10.Clinical practice guidelines for intraoperative cell salvage in patients with malignant tumors
Changtai ZHU ; Ling LI ; Zhiqiang LI ; Xinjian WAN ; Shiyao CHEN ; Jian PAN ; Yi ZHANG ; Xiang REN ; Kun HAN ; Feng ZOU ; Aiqing WEN ; Ruiming RONG ; Rong XIA ; Baohua QIAN ; Xin MA
Chinese Journal of Blood Transfusion 2025;38(2):149-167
Intraoperative cell salvage (IOCS) has been widely applied as an important blood conservation measure in surgical operations. However, there is currently a lack of clinical practice guidelines for the implementation of IOCS in patients with malignant tumors. This report aims to provide clinicians with recommendations on the use of IOCS in patients with malignant tumors based on the review and assessment of the existed evidence. Data were derived from databases such as PubMed, Embase, the Cochrane Library and Wanfang. The guideline development team formulated recommendations based on the quality of evidence, balance of benefits and harms, patient preferences, and health economic assessments. This study constructed seven major clinical questions.

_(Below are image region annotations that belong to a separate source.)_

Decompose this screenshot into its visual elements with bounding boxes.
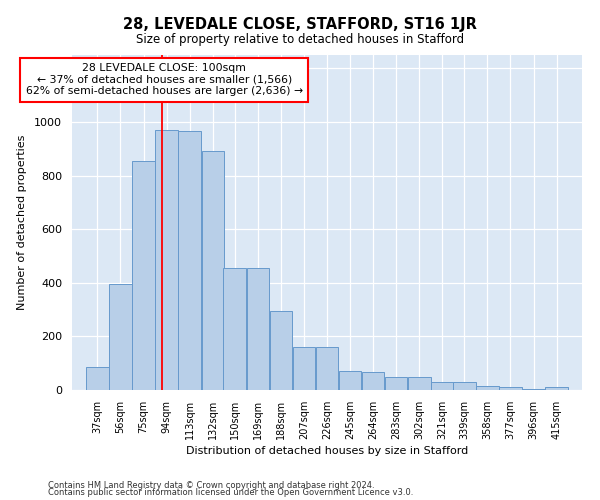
Bar bbox=[247, 268, 269, 390]
Bar bbox=[339, 371, 361, 390]
Text: Contains HM Land Registry data © Crown copyright and database right 2024.: Contains HM Land Registry data © Crown c… bbox=[48, 480, 374, 490]
Bar bbox=[293, 347, 315, 390]
Bar bbox=[431, 382, 454, 390]
Bar bbox=[522, 388, 545, 390]
Text: 28, LEVEDALE CLOSE, STAFFORD, ST16 1JR: 28, LEVEDALE CLOSE, STAFFORD, ST16 1JR bbox=[123, 18, 477, 32]
Bar bbox=[362, 372, 385, 390]
Text: Size of property relative to detached houses in Stafford: Size of property relative to detached ho… bbox=[136, 32, 464, 46]
Bar bbox=[155, 130, 178, 390]
Bar bbox=[385, 376, 407, 390]
Bar bbox=[202, 152, 224, 390]
Bar bbox=[545, 387, 568, 390]
Bar bbox=[86, 367, 109, 390]
Bar bbox=[178, 132, 201, 390]
Text: 28 LEVEDALE CLOSE: 100sqm
← 37% of detached houses are smaller (1,566)
62% of se: 28 LEVEDALE CLOSE: 100sqm ← 37% of detac… bbox=[26, 63, 303, 96]
Y-axis label: Number of detached properties: Number of detached properties bbox=[17, 135, 27, 310]
Bar bbox=[269, 311, 292, 390]
Bar bbox=[109, 284, 132, 390]
Bar bbox=[499, 388, 521, 390]
Text: Contains public sector information licensed under the Open Government Licence v3: Contains public sector information licen… bbox=[48, 488, 413, 497]
Bar bbox=[476, 386, 499, 390]
X-axis label: Distribution of detached houses by size in Stafford: Distribution of detached houses by size … bbox=[186, 446, 468, 456]
Bar bbox=[408, 376, 431, 390]
Bar bbox=[316, 347, 338, 390]
Bar bbox=[223, 268, 246, 390]
Bar bbox=[133, 161, 155, 390]
Bar bbox=[453, 382, 476, 390]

The main conclusions of this guideline are as follows: 1) Compared with no perioperative allogeneic blood transfusion (NPABT), perioperative allogeneic blood transfusion (PABT) leads to a more unfavorable prognosis in cancer patients (Recommended); 2) Compared with the transfusion of allogeneic blood or no transfusion, IOCS does not lead to a more unfavorable prognosis in cancer patients (Recommended); 3) The implementation of IOCS in cancer patients is economically feasible (Recommended); 4) Leukocyte depletion filters (LDF) should be used when implementing IOCS in cancer patients (Strongly Recommended); 5) Irradiation treatment of autologous blood to be reinfused can be used when implementing IOCS in cancer patients (Recommended); 6) A careful assessment of the condition of cancer patients (meeting indications and excluding contraindications) should be conducted before implementing IOCS (Strongly Recommended); 7) Informed consent from cancer patients should be obtained when implementing IOCS, with a thorough pre-assessment of the patient's condition and the likelihood of blood loss, adherence to standardized internally audited management procedures, meeting corresponding conditions, and obtaining corresponding qualifications (Recommended). In brief, current evidence indicates that IOCS can be implemented for some malignant tumor patients who need allogeneic blood transfusion after physician full evaluation, and LDF or irradiation should be used during the implementation process.